FIVE years after setting up an umbrella group to unite violent militant groups in the nation’s tribal regions, the Pakistani Taleban is said to be fractured, strapped for cash and losing the support of local tribesmen frustrated by a protracted war that has forced thousands from their homes.
Hakimullah Mehsud, the temperamental chief of the group known as the Tehrik-e-Taleban Pakistan (TTP), recently offered to start peace talks with the government, raising the prospect of a negotiated end to Pakistan’s war against insurgents in a lawless region that runs the length of the border with Afghanistan.
But in interviews with analysts, residents and militant experts, Mehsud’s network has emerged as a narrow collection of insurgents – often with links to criminal gangs – that has only limited influence in a vast tribal region overrun by scores of insurgent groups led by commanders with disparate agendas and varying loyalties.
Rather than a precursor to peace, Mehsud’s offer could be an attempt to regain stature, silence critics and gain concessions from a weak government heading into national elections.
Taleban spokesman Ehsanullah Ehsan has repeatedly denied reports of divisions within the TTP, including reported challenges to Mehsud’s leadership.
But Amir Rana, director of the Pakistan Institute of Peace Studies, said Mehsud’s offer to talk was an attempt to divert attention from internal rifts that were ripping the organisation apart and diminishing its influence.
“There is a lot of tension within the TTP,” he said. “This peace offer, I think, basically comes from Hakimullah Mehsud and the Mehsud commanders.”
Some of his most powerful commanders have broken away and set up their own fiefdoms, Mr Rana said.

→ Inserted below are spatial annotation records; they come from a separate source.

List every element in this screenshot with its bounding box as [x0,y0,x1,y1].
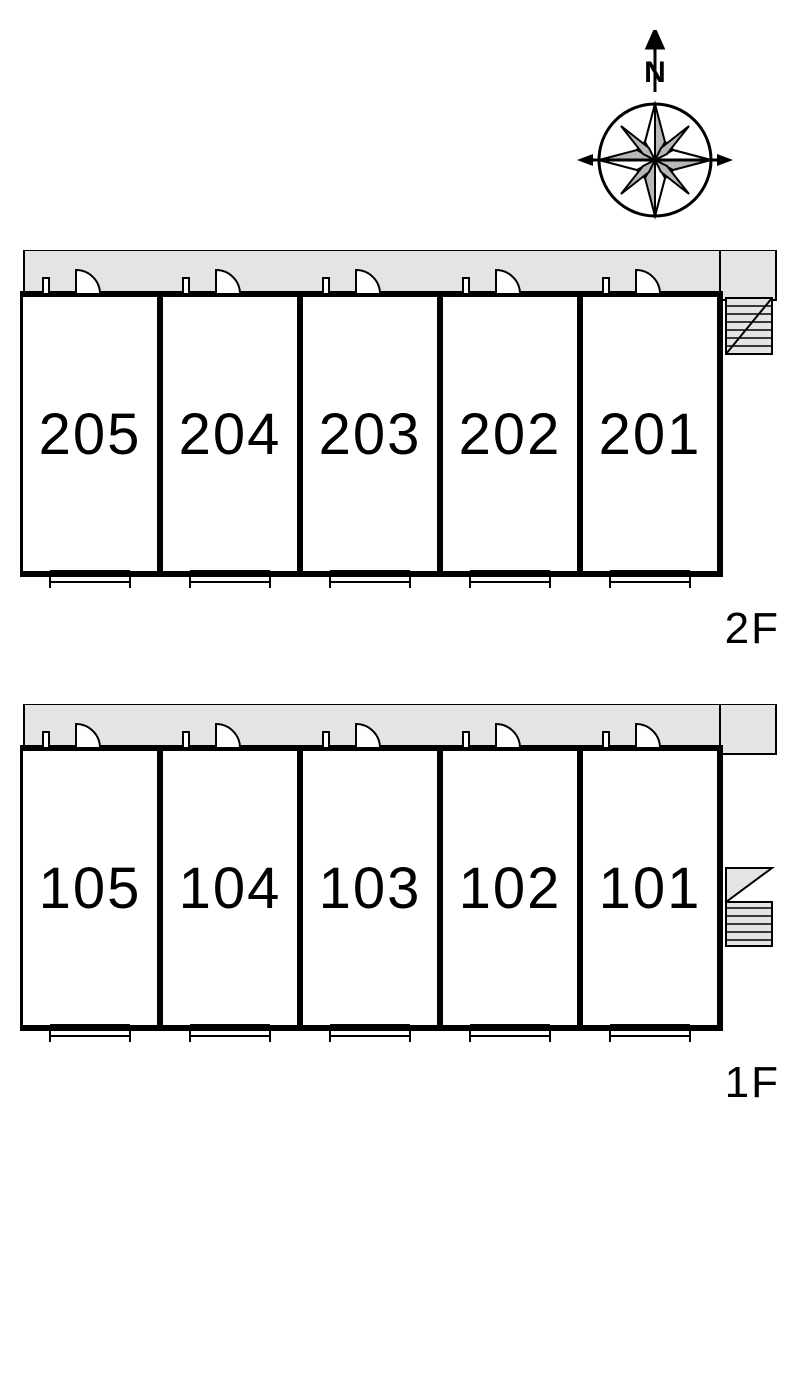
unit-number: 203 [319,402,422,467]
staircase-icon [726,298,772,354]
staircase-icon [726,868,772,946]
unit: 205 [20,270,160,588]
unit: 103 [300,724,440,1042]
unit: 105 [20,724,160,1042]
unit-number: 101 [599,856,702,921]
compass-label: N [644,56,666,89]
unit: 104 [160,724,300,1042]
unit-number: 202 [459,402,562,467]
unit-number: 201 [599,402,702,467]
floor-label: 1F [725,1058,780,1108]
floor-block: 1051041031021011F [20,704,780,1048]
floors-container: 205 204 203 202 201 2F 105 104 103 102 101 1F [20,250,780,1158]
page: N [20,30,780,1158]
floor-block: 2052042032022012F [20,250,780,594]
unit-number: 205 [39,402,142,467]
compass-area: N [20,30,780,250]
unit-number: 104 [179,856,282,921]
floor-plan: 105 104 103 102 101 [20,704,780,1048]
unit: 201 [580,270,720,588]
unit-number: 103 [319,856,422,921]
floor-plan: 205 204 203 202 201 [20,250,780,594]
unit-number: 102 [459,856,562,921]
unit: 101 [580,724,720,1042]
floor-spacer [20,614,780,704]
unit-number: 105 [39,856,142,921]
compass-icon: N [570,30,740,250]
unit: 204 [160,270,300,588]
unit: 202 [440,270,580,588]
unit-number: 204 [179,402,282,467]
unit: 203 [300,270,440,588]
floor-spacer [20,1068,780,1158]
floor-label: 2F [725,604,780,654]
unit: 102 [440,724,580,1042]
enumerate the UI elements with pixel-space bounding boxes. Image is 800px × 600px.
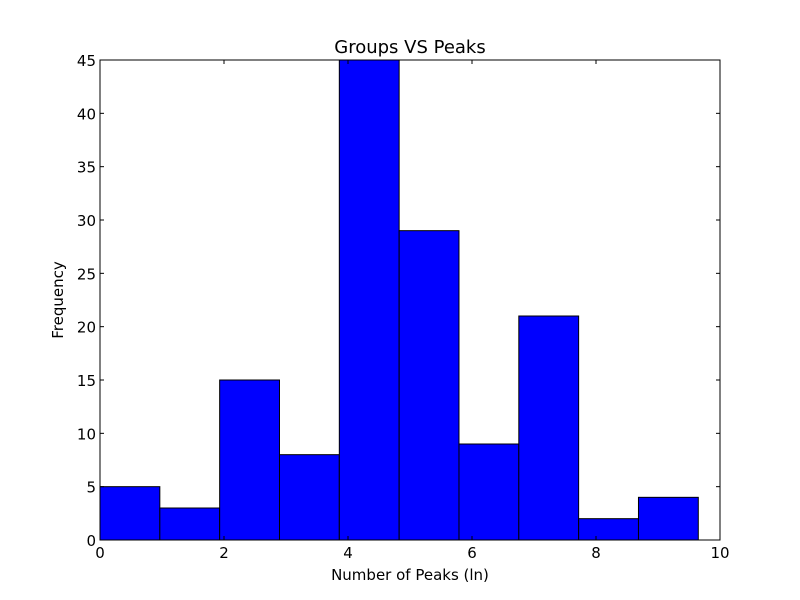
ticks-group [99,59,721,541]
y-tick-label: 0 [86,532,96,550]
x-tick-label: 10 [710,544,729,562]
tick-labels-group: 0 2 4 6 8 10 0 5 10 15 20 25 30 35 40 45 [77,52,730,562]
histogram-bar [458,443,520,541]
x-tick-label: 4 [343,544,353,562]
y-axis-label: Frequency [49,261,67,339]
chart-title: Groups VS Peaks [334,37,485,58]
y-tick-label: 5 [86,479,96,497]
y-tick-label: 20 [77,319,96,337]
y-tick-label: 15 [77,372,96,390]
x-axis-label: Number of Peaks (ln) [331,566,489,584]
x-tick-label: 8 [591,544,601,562]
y-tick-label: 10 [77,425,96,443]
y-tick-label: 25 [77,265,96,283]
x-tick-label: 2 [219,544,229,562]
histogram-bar [637,496,699,541]
y-tick-label: 40 [77,105,96,123]
histogram-bar [278,454,340,541]
histogram-bar [219,379,280,541]
y-tick-label: 30 [77,212,96,230]
histogram-bar [159,507,221,541]
bars-group [99,59,699,541]
plot-frame [99,59,721,541]
y-tick-label: 45 [77,52,96,70]
x-tick-label: 0 [95,544,105,562]
histogram-bar [338,59,400,541]
histogram-bar [578,518,639,541]
y-tick-label: 35 [77,159,96,177]
x-tick-label: 6 [467,544,477,562]
histogram-bar [518,315,580,541]
histogram-bar [99,486,161,541]
histogram-bar [398,230,460,541]
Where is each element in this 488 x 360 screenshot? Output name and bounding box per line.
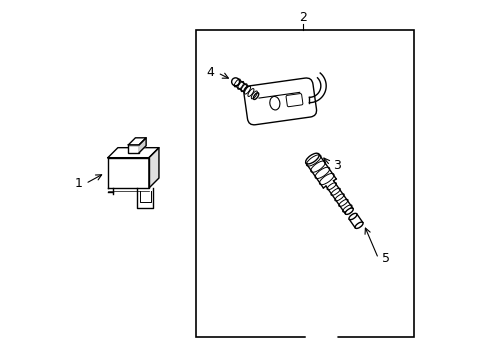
Ellipse shape [305,153,319,164]
Bar [196,30,413,337]
Text: 5: 5 [381,252,389,265]
Polygon shape [149,148,159,188]
Ellipse shape [354,222,362,229]
FancyBboxPatch shape [285,94,302,107]
Ellipse shape [348,213,356,220]
Ellipse shape [231,78,239,86]
Ellipse shape [345,208,352,215]
Text: 4: 4 [206,66,214,79]
Polygon shape [128,138,146,145]
Polygon shape [108,158,149,188]
FancyBboxPatch shape [244,78,316,125]
Polygon shape [139,138,146,153]
Text: 2: 2 [299,11,307,24]
Text: 1: 1 [74,177,82,190]
Ellipse shape [253,93,258,99]
Text: 3: 3 [333,159,341,172]
Polygon shape [108,148,159,158]
Bar [128,145,139,153]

Militant expert and author Zahid Hussain said: “The Taleban’s offer of peace talks is more of a ploy to gain legitimacy and a public relations tactic than a sincere move to end violence.”
He portrayed Mehsud’s Taleban as killers and criminals demanding negotiations on their own terms, including the release of prisoners who spearheaded the 2009 Taleban takeover of the Swat region in north-eastern Pakistan and who admitted beheading opponents.
In total disregard for Pakistani law, the video in which they offered peace talks featured convicted killer Adnan Rashid, who escaped from death row during a Taleban jailbreak last year.
Mr Hussain called the video a “grotesque joke” and criticised the government’s willingness to talk with Mehsud’s Taleban.
“Some political leaders are shamelessly calling on the state to surrender to the very criminals who have killed thousands of Pakistanis in suicide bombings, beheaded soldiers and bombed schools,” he said.
Two dozen political parties agreed at a meeting on Thursday to pursue talks with the Taleban. They included the ruling Pakistan People’s Party and the secular-leaning Awami National Party that rules the area where the tribal regions are located.
Provincial information minister Iftikar Hussain, whose son was killed by the Taleban, said: “We have to try to find peace. It is not a question of giving them legitimacy. Their forces are there and when they come to the negotiation table, they are recognising the writ of the government.”